Professor Moyn on the Humanity of War
In his latest book, Humane: How the United States Abandoned Peace and Reinvented War (Farrar, Straus and Giroux, 2021), Professor Samuel Moyn describes two weddings “separated by nine time zones.” His description of each wedding helps the reader feel like they are an invited guest. The similarities of the celebrations end with a stark revelation: The father of the bride in the American wedding paid for wedding videography that includes 15 minutes of an aerial feed from a drone. The guests at the Afghan wedding are also aware of a more sophisticated form of drone buzzing overhead that was not requested. “Afghan weddings all too often ended in a funeral. American counterterrorist strategy took advantage of the fact that nuptials drew senior terrorist from hiding,” Moyn writes.
Moyn takes the reader on a journey through the evolution of war and asks a troubling but urgent question: What if efforts to make war more ethical — to ban torture and limit civilian casualties — have only shored up the military enterprise and made it sturdier?
To advance this argument, Moyn looks back at a century and a half of passionate debate about the ethics of using force. A popular movement to abolish war flourished on both sides of the Atlantic. Eventually, reformers shifted their attention from opposing the crime of war to opposing war crimes, with fateful consequences, according to Moyn.

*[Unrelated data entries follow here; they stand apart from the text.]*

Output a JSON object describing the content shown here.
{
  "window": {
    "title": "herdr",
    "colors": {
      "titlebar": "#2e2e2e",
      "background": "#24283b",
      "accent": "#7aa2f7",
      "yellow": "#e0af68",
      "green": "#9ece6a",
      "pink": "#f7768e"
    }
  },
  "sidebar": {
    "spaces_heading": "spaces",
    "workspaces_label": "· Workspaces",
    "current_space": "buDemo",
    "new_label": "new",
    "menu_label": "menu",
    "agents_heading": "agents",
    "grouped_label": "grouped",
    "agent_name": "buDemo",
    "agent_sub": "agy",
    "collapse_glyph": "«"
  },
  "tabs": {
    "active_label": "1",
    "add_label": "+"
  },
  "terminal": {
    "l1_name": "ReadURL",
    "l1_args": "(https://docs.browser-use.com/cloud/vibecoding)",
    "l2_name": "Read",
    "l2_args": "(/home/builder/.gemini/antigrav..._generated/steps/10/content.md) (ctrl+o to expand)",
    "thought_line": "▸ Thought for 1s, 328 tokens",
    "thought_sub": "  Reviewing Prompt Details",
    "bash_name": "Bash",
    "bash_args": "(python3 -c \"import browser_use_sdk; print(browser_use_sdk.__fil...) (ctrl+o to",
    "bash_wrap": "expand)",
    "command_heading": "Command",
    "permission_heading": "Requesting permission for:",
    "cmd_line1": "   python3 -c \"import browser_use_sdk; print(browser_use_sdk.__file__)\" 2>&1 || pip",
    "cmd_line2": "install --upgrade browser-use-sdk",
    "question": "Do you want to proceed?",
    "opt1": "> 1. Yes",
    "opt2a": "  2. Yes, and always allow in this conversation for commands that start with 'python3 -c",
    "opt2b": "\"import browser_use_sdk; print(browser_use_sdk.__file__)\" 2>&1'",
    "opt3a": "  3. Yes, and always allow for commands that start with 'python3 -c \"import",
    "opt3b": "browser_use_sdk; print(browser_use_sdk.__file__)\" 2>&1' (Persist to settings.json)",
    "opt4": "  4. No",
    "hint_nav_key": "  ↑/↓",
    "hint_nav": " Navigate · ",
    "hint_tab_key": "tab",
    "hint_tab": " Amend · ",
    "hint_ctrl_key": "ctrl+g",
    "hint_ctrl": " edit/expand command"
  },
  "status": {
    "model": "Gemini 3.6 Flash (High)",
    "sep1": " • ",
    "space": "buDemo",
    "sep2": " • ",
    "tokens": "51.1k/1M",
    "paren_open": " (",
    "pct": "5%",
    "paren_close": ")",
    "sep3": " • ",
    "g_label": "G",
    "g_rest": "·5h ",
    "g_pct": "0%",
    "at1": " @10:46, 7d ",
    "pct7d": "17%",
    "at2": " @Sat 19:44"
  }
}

The ramifications of this shift became apparent post-9/11. By that time, the U.S. military had embraced the agenda of humane war, driven both by the availability of precision weaponry and the need to protect its image. The battle shifted from the streets to the courtroom, where the tactics of the war on terror were litigated but its foundational assumptions went without serious challenge. These trends only accelerated during the Obama and Trump presidencies. Even as the two administrations spoke of American power and morality in radically different tones, they ushered in the second decade of the “forever” war.
Humane is the story of how America went off to fight and never came back, and how armed combat was transformed from an imperfect tool for resolving disputes into an integral component of the modern condition. As American wars have become more humane, they have also become endless. The book argues that this development might not represent progress at all.
Samuel Moyn is Henry R. Luce Professor of Jurisprudence at Yale Law School and a Professor of History at Yale University. He has written several books in his fields of European intellectual history and human rights history. Over the years he has written in venues such as Boston Review, the Chronicle of Higher Education, Dissent, The Nation, The New Republic, The New York Times, and The Wall Street Journal. His books have won the Morris D. Forkosch Prize from the Journal of the History of Ideas and the Sybil Halpern Milton Memorial Book Prize of the German Studies Association.